Easley told police the woman had hit him “a few times,” but he wasn’t pursuing charges. Police observed minor cuts to the side of his head and one of his eyes.

He told officers he was drunk, according to the affidavit. Asked whether he had hit the woman, Easley said: “No, never. I would never.” He said he’d been in law enforcement since 2002 and knew better than to “lay hands on her.”

The woman told police the two had been out drinking with friends that night and had started arguing on their way to the apartment. When they’d arrived, she had gone in first, found Easley’s cellphone and saw deleted emails “about some girls,” she said. When she confronted him about it, they argued and he started chasing her, she said.
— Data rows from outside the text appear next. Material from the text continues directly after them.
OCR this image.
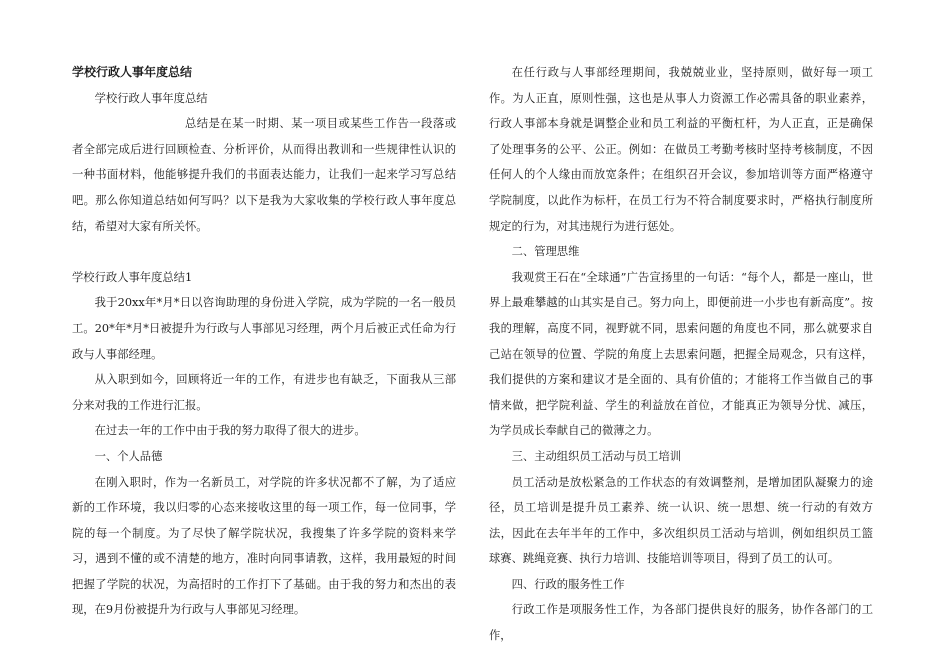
学校行政人事年度总结

学校行政人事年度总结

总结是在某一时期、某一项目或某些工作告一段落或者全部完成后进行回顾检查、分析评价，从而得出教训和一些规律性认识的一种书面材料，他能够提升我们的书面表达能力，让我们一起来学习写总结吧。那么你知道总结如何写吗？以下是我为大家收集的学校行政人事年度总结，希望对大家有所关怀。

学校行政人事年度总结1

我于20xx年*月*日以咨询助理的身份进入学院，成为学院的一名一般员工。20*年*月*日被提升为行政与人事部见习经理，两个月后被正式任命为行政与人事部经理。

从入职到如今，回顾将近一年的工作，有进步也有缺乏，下面我从三部分来对我的工作进行汇报。

在过去一年的工作中由于我的努力取得了很大的进步。

一、个人品德

在刚入职时，作为一名新员工，对学院的许多状况都不了解，为了适应新的工作环境，我以归零的心态来接收这里的每一项工作，每一位同事，学院的每一个制度。为了尽快了解学院状况，我搜集了许多学院的资料来学习，遇到不懂的或不清楚的地方，准时向同事请教，这样，我用最短的时间把握了学院的状况，为高招时的工作打下了基础。由于我的努力和杰出的表现，在9月份被提升为行政与人事部见习经理。

在任行政与人事部经理期间，我兢兢业业，坚持原则，做好每一项工作。为人正直，原则性强，这也是从事人力资源工作必需具备的职业素养，行政人事部本身就是调整企业和员工利益的平衡杠杆，为人正直，正是确保了处理事务的公平、公正。例如：在做员工考勤考核时坚持考核制度，不因任何人的个人缘由而放宽条件；在组织召开会议，参加培训等方面严格遵守学院制度，以此作为标杆，在员工行为不符合制度要求时，严格执行制度所规定的行为，对其违规行为进行惩处。

二、管理思维

我观赏王石在“全球通”广告宣扬里的一句话：“每个人，都是一座山，世界上最难攀越的山其实是自己。努力向上，即便前进一小步也有新高度”。按我的理解，高度不同，视野就不同，思索问题的角度也不同，那么就要求自己站在领导的位置、学院的角度上去思索问题，把握全局观念，只有这样，我们提供的方案和建议才是全面的、具有价值的；才能将工作当做自己的事情来做，把学院利益、学生的利益放在首位，才能真正为领导分忧、减压，为学员成长奉献自己的微薄之力。

三、主动组织员工活动与员工培训

员工活动是放松紧急的工作状态的有效调整剂，是增加团队凝聚力的途径，员工培训是提升员工素养、统一认识、统一思想、统一行动的有效方法，因此在去年半年的工作中，多次组织员工活动与培训，例如组织员工篮球赛、跳绳竞赛、执行力培训、技能培训等项目，得到了员工的认可。

四、行政的服务性工作

行政工作是项服务性工作，为各部门提供良好的服务，协作各部门的工作，
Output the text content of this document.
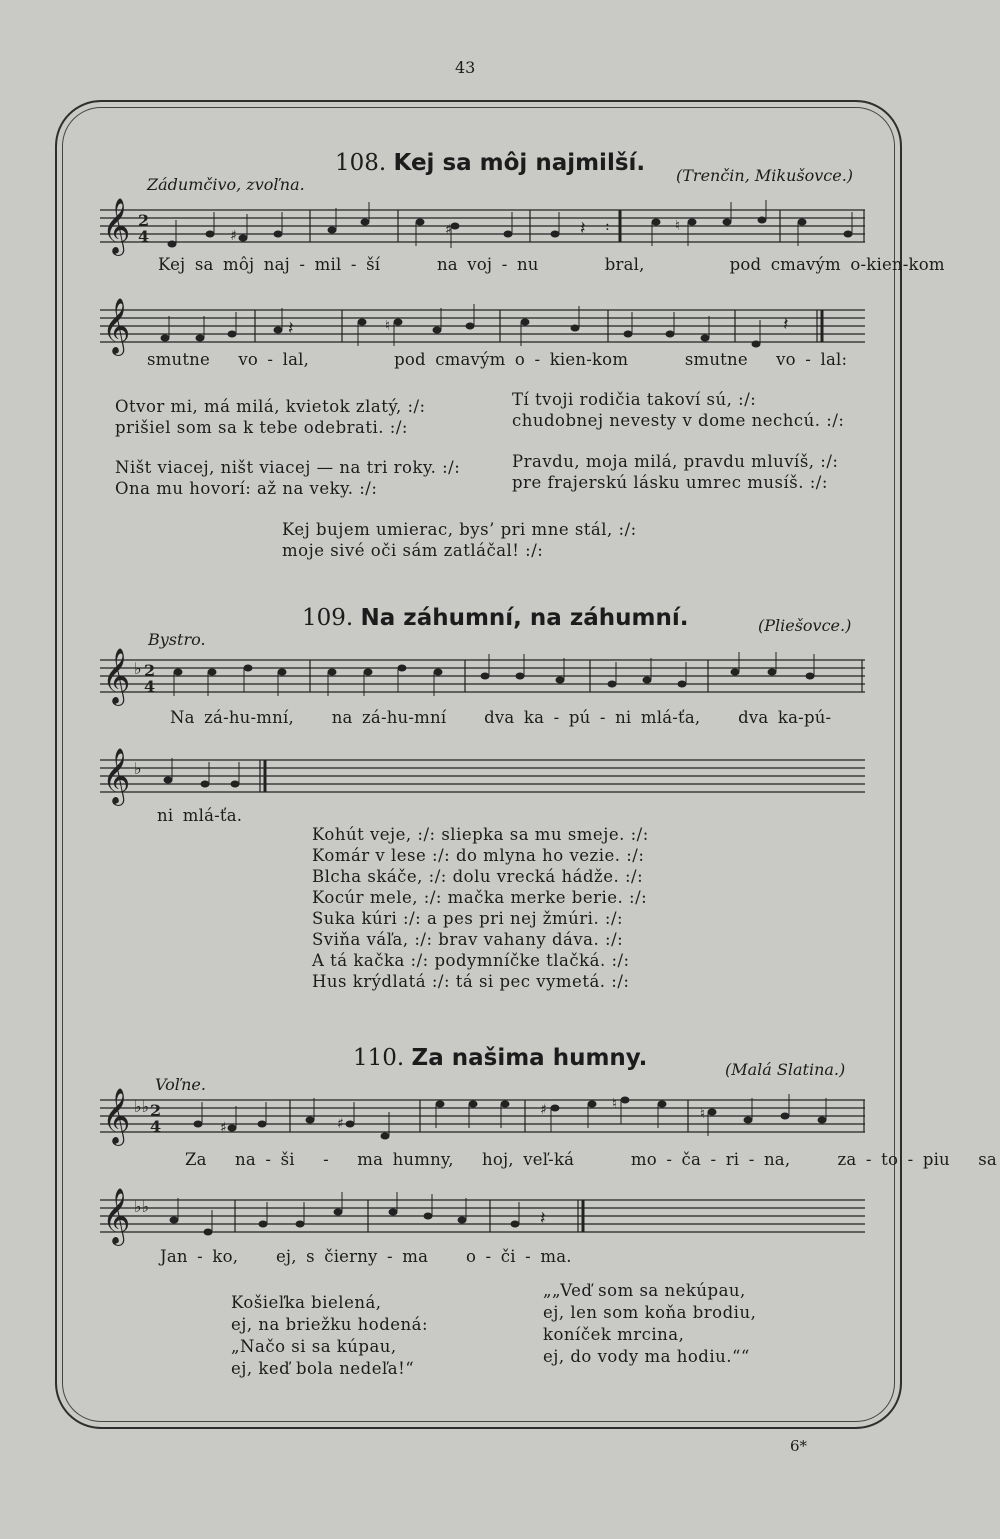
43
Zádumčivo, zvoľna.
108. Kej sa môj najmilší. (Trenčin, Mikušovce.)
𝄞 2
4	♯	♯	♮
𝄽 :
Kej sa môj naj - mil - ší	na voj - nu	bral,	pod cmavým o-kien-kom
𝄞	♮
𝄽	𝄽
smutne vo - lal,	pod cmavým o - kien-kom	smutne vo - lal:
Otvor mi, má milá, kvietok zlatý, :/:
prišiel som sa k tebe odebrati. :/:
Tí tvoji rodičia takoví sú, :/:
chudobnej nevesty v dome nechcú. :/:
Ništ viacej, ništ viacej — na tri roky. :/:
Ona mu hovorí: až na veky. :/:
Pravdu, moja milá, pravdu mluvíš, :/:
pre frajerskú lásku umrec musíš. :/:
Kej bujem umierac, bys’ pri mne stál, :/:
moje sivé oči sám zatláčal! :/:
Bystro.
109. Na záhumní, na záhumní.	(Pliešovce.)
𝄞 ♭ 2
4
Na zá-hu-mní, na zá-hu-mní dva ka - pú - ni mlá-ťa, dva ka-pú-
𝄞 ♭
ni mlá-ťa.
Kohút veje, :/: sliepka sa mu smeje. :/:
Komár v lese :/: do mlyna ho vezie. :/:
Blcha skáče, :/: dolu vrecká hádže. :/:
Kocúr mele, :/: mačka merke berie. :/:
Suka kúri :/: a pes pri nej žmúri. :/:
Sviňa váľa, :/: brav vahany dáva. :/:
A tá kačka :/: podymníčke tlačká. :/:
Hus krýdlatá :/: tá si pec vymetá. :/:
Voľne.
110. Za našima humny.	(Malá Slatina.)
𝄞 ♭♭ 2
4	♯	♯
♯	♮
♮
Za na - ši - ma humny, hoj, veľ-ká	mo - ča - ri - na,	za - to - piu sa
𝄞 ♭♭
𝄽
Jan - ko, ej, s čierny - ma o - či - ma.
Košieľka bielená,
ej, na briežku hodená:
„Načo si sa kúpau,
ej, keď bola nedeľa!“
„„Veď som sa nekúpau,
ej, len som koňa brodiu,
koníček mrcina,
ej, do vody ma hodiu.““
6*
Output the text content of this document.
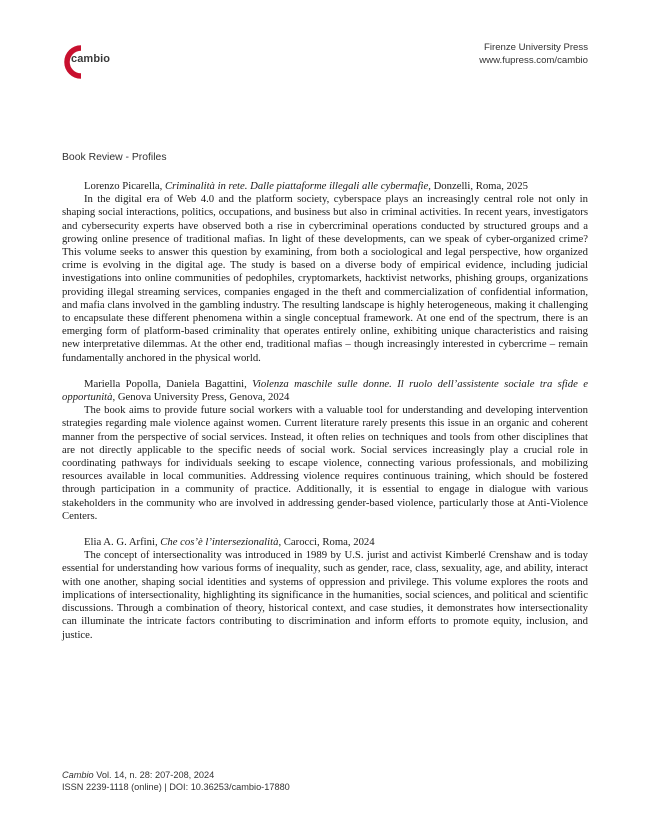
cambio
Firenze University Press
www.fupress.com/cambio
Book Review - Profiles

Lorenzo Picarella, Criminalità in rete. Dalle piattaforme illegali alle cybermafie, Donzelli, Roma, 2025

In the digital era of Web 4.0 and the platform society, cyberspace plays an increasingly central role not only in shaping social interactions, politics, occupations, and business but also in criminal activities. In recent years, investigators and cybersecurity experts have observed both a rise in cybercriminal operations conducted by structured groups and a growing online presence of traditional mafias. In light of these developments, can we speak of cyber-organized crime? This volume seeks to answer this question by examining, from both a sociological and legal perspective, how organized crime is evolving in the digital age. The study is based on a diverse body of empirical evidence, including judicial investigations into online communities of pedophiles, cryptomarkets, hacktivist networks, phishing groups, organizations providing illegal streaming services, companies engaged in the theft and commercialization of confidential information, and mafia clans involved in the gambling industry. The resulting landscape is highly heterogeneous, making it challenging to encapsulate these different phenomena within a single conceptual framework. At one end of the spectrum, there is an emerging form of platform-based criminality that operates entirely online, exhibiting unique characteristics and raising new interpretative dilemmas. At the other end, traditional mafias – though increasingly interested in cybercrime – remain fundamentally anchored in the physical world.

Mariella Popolla, Daniela Bagattini, Violenza maschile sulle donne. Il ruolo dell’assistente sociale tra sfide e opportunità, Genova University Press, Genova, 2024

The book aims to provide future social workers with a valuable tool for understanding and developing intervention strategies regarding male violence against women. Current literature rarely presents this issue in an organic and coherent manner from the perspective of social services. Instead, it often relies on techniques and tools from other disciplines that are not directly applicable to the specific needs of social work. Social services increasingly play a crucial role in coordinating pathways for individuals seeking to escape violence, connecting various professionals, and mobilizing resources available in local communities. Addressing violence requires continuous training, which should be fostered through participation in a community of practice. Additionally, it is essential to engage in dialogue with various stakeholders in the community who are involved in addressing gender-based violence, particularly those at Anti-Violence Centers.

Elia A. G. Arfini, Che cos’è l’intersezionalità, Carocci, Roma, 2024

The concept of intersectionality was introduced in 1989 by U.S. jurist and activist Kimberlé Crenshaw and is today essential for understanding how various forms of inequality, such as gender, race, class, sexuality, age, and ability, interact with one another, shaping social identities and systems of oppression and privilege. This volume explores the roots and implications of intersectionality, highlighting its significance in the humanities, social sciences, and political and scientific discussions. Through a combination of theory, historical context, and case studies, it demonstrates how intersectionality can illuminate the intricate factors contributing to discrimination and inform efforts to promote equity, inclusion, and justice.

Cambio Vol. 14, n. 28: 207-208, 2024
ISSN 2239-1118 (online) | DOI: 10.36253/cambio-17880
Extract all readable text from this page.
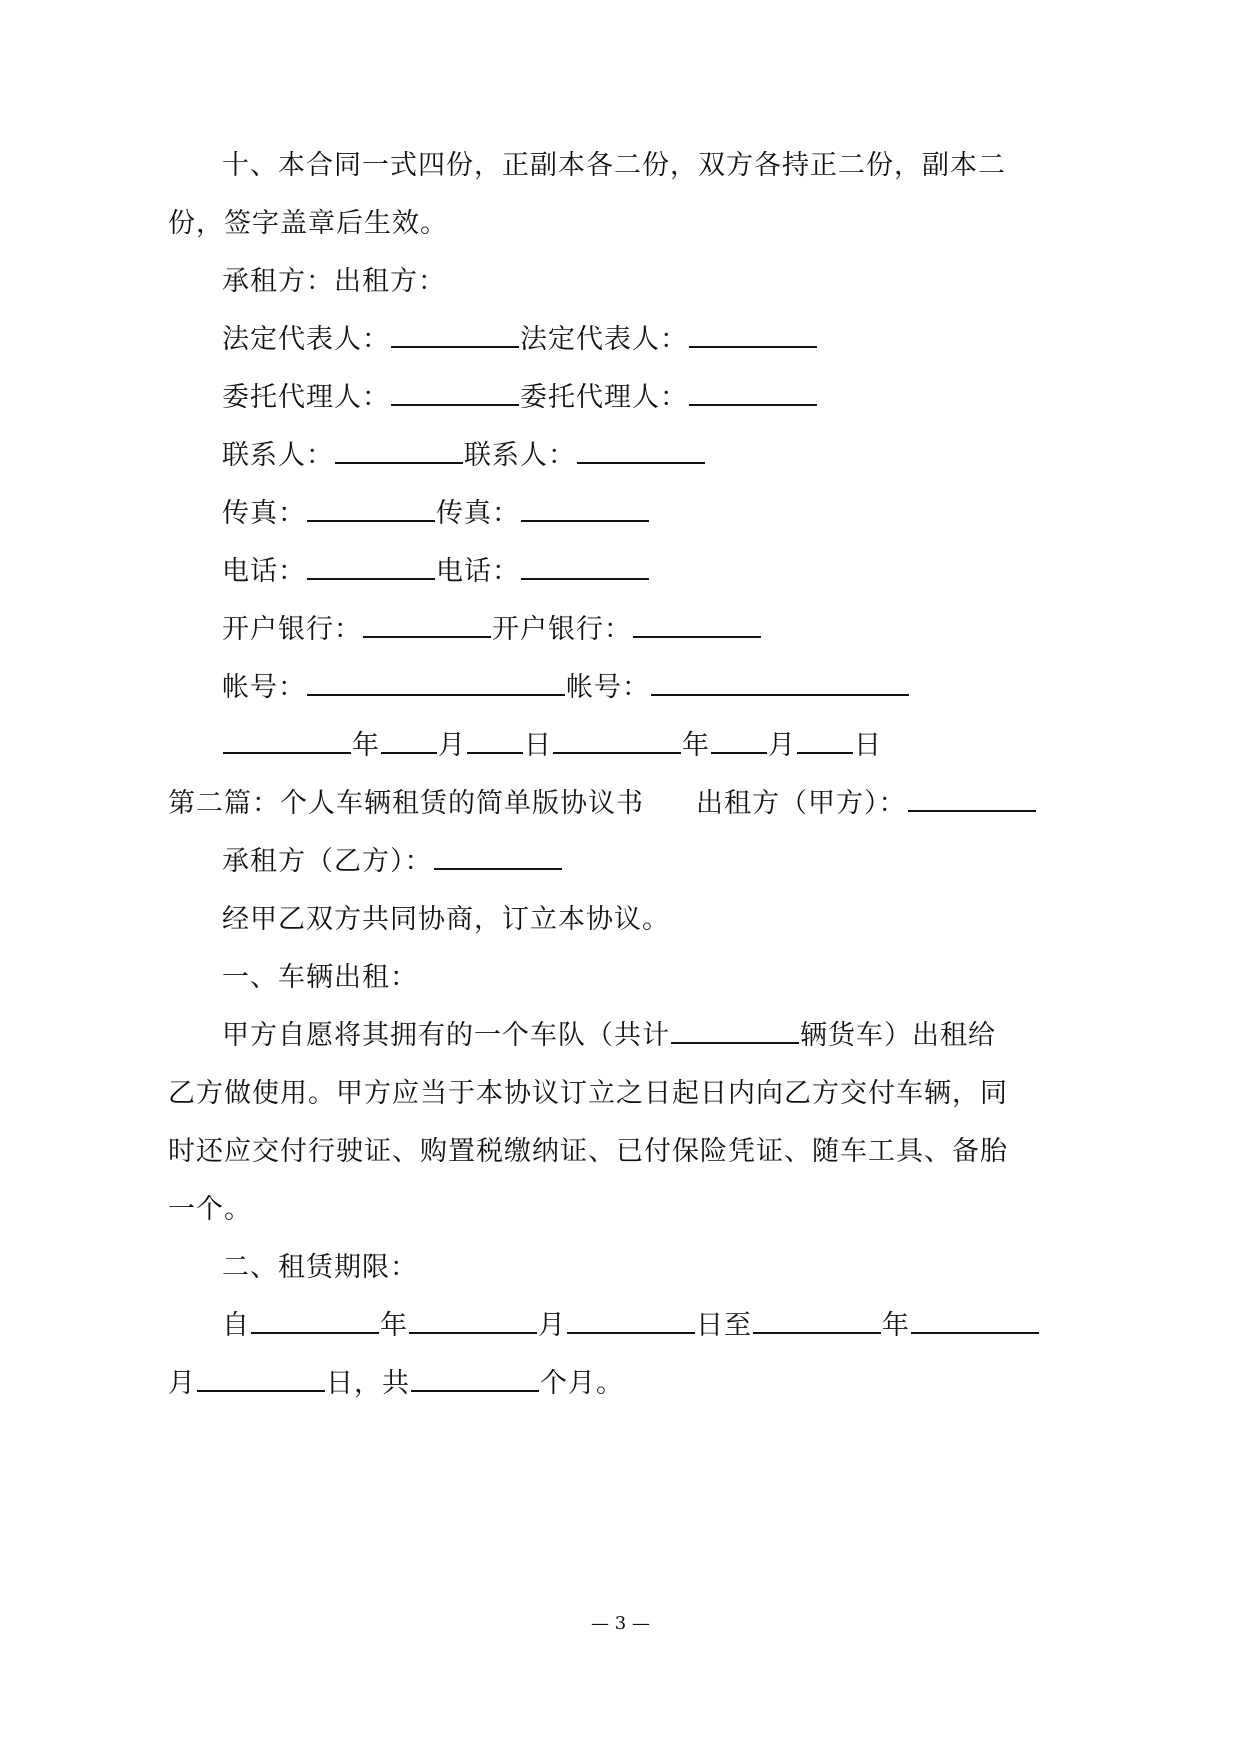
十、本合同一式四份，正副本各二份，双方各持正二份，副本二
份，签字盖章后生效。
承租方：出租方：
法定代表人：	法定代表人：
委托代理人：	委托代理人：
联系人：	联系人：
传真：	传真：
电话：	电话：
开户银行：	开户银行：
帐号：	帐号：
年 月 日	年 月 日
第二篇：个人车辆租赁的简单版协议书 出租方（甲方）：
承租方（乙方）：
经甲乙双方共同协商，订立本协议。
一、车辆出租：
甲方自愿将其拥有的一个车队（共计	辆货车）出租给
乙方做使用。甲方应当于本协议订立之日起日内向乙方交付车辆，同
时还应交付行驶证、购置税缴纳证、已付保险凭证、随车工具、备胎
一个。
二、租赁期限：
自	年	月	日至	年
月	日，共	个月。
— 3 —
In his affidavit, Kaviro wrote: “I believe he did, in fact, assault and strangle” the woman.

Kennebec County Assistant District Attorney Shannon Flaherty said her office has concerns about Easley’s ties to Maine because the status of his job as an Auburn police officer is in question since his arrest and he has children who live in a different state.

Easley, who is from Loranger, Louisiana, started working as an officer in Auburn a few months ago.

Deputy Police Chief Timothy Cougle of the Auburn Police Department said Easley had been placed on administrative leave pending an investigation into the incident.